Ok, so if I have a transaction that has a purpose of refinance or purchase and is also being secured by primary dwelling, wouldn't this transaction by HMDA reportable, thereby requiring the FI to collect GMI? I suppose this would also satisfy GMI requirements for both regs B and C. With HMDA, refi and purchase would both be loan purposes that are reportable and the transaction would also be dwelling secured.
It seems that the requirements for B would make every transaction also HMDA reportable. Am I missing something here?
John, a commercial/business purpose loan will only be HMDA reportable if it is a purchase, refinance, or home improvement loan under HMDA definitions. It is extremely important that your commercial lenders (and everyone else for that matter) understand what is HMDA reportable and what is not - they really need to know this at the time the application is first taken. If an application is HMDA reportable, GMI (now referred to as Demographic Information or DI) is always required. If a commercial/business purpose loan is not HMDA reportable (either you aren't a HMDA reporter or the purpose is not a purchase, refinance, or home improvement loan under HMDA definitions), then your GMI (DI) rules default to Regulation B requirements.

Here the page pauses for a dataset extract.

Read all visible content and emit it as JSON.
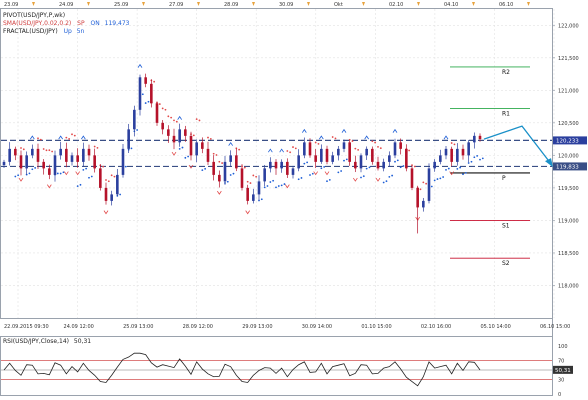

If you are a HMDA reporter (which is seems), then it would be rare that any of your non-HMDA loans would require DI info under Regulation B, but it could happen. Off hand, I can't think of a clear-cut example for commercial loans, but the example I have always given for consumer purpose mortgages is when a bank does not report open-end lines of credit for HMDA (meaning DI is not required for HMDA purposes) but a HELOC is an application for credit primarily for the purchase or refinancing of a dwelling occupied or to be occupied by the applicant as a principal residence. The same would be true for a commercial loan if there is a scenario where an application for credit is primarily for the purchase or refinancing of a dwelling occupied or to be occupied by the applicant as a principal residence. The challenge is that HMDA rules basically trump the Reg B DI requirements, though Reg B is a bit more encompassing than HMDA - meaning that both rules apply.
For training purposes, a HMDA reporter can make DI collection an easy 2-step process. First, if an application is HMDA reportable, collect the DI. If it is not, you need to determine if the application is primarily for the purchase or refinancing of a dwelling occupied or to be occupied by the applicant as a principal residence. If it is, collect the DI (under Reg B). If it is not, DI is not needed.